We have a lot of code for that in Colour which will be easier to translate (or test directly): https://github.com/colour-science/colour/blob/develop/colour/characterisation/correction.py

What you will find is that it is not trivial to port the polynomial methods into Nuke unless somebody can share code to apply a nxn matrix to colour data efficiently. Nuke, out of the box, is limited to 3x3 via the ColorMatrix node.

You will also find that none of the linear or polynomial methods is able to bring the data where you would like it to go. The polynomial methods will get you closer, for example, the light blue dots in that image:

No cigar, unfortunately! That being said, it could be the first step to make the work easier.

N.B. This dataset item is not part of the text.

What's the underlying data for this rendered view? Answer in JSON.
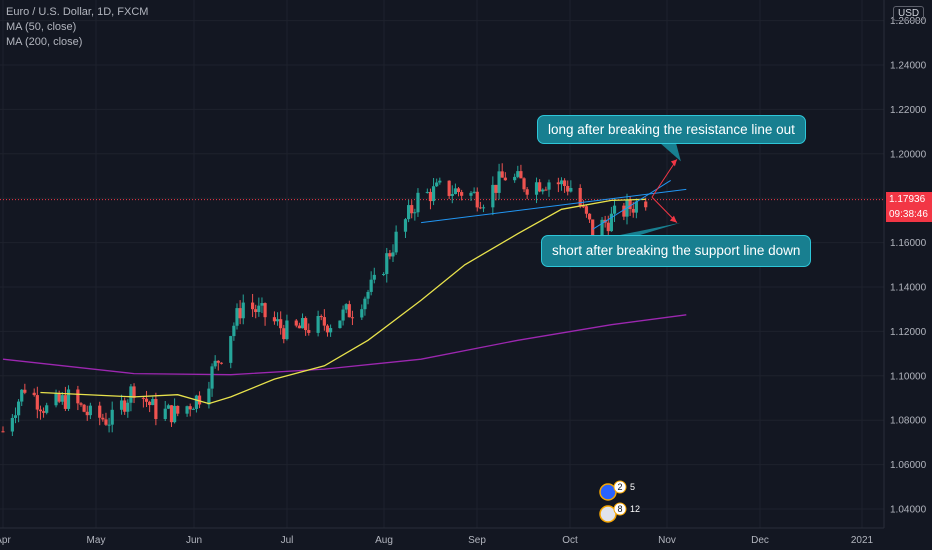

Finally, polynomials are EXTREMELY dangerous, they behave quite well on the training data set, but for anything not within it, they are bound to Cosmical Explosions! One of my favorite shirt, so much that I have it :slight_smile:

Cheers,

Thomas

It would also be subject to Abney effect given it operates on naive luma (Y’) / luminance (Y).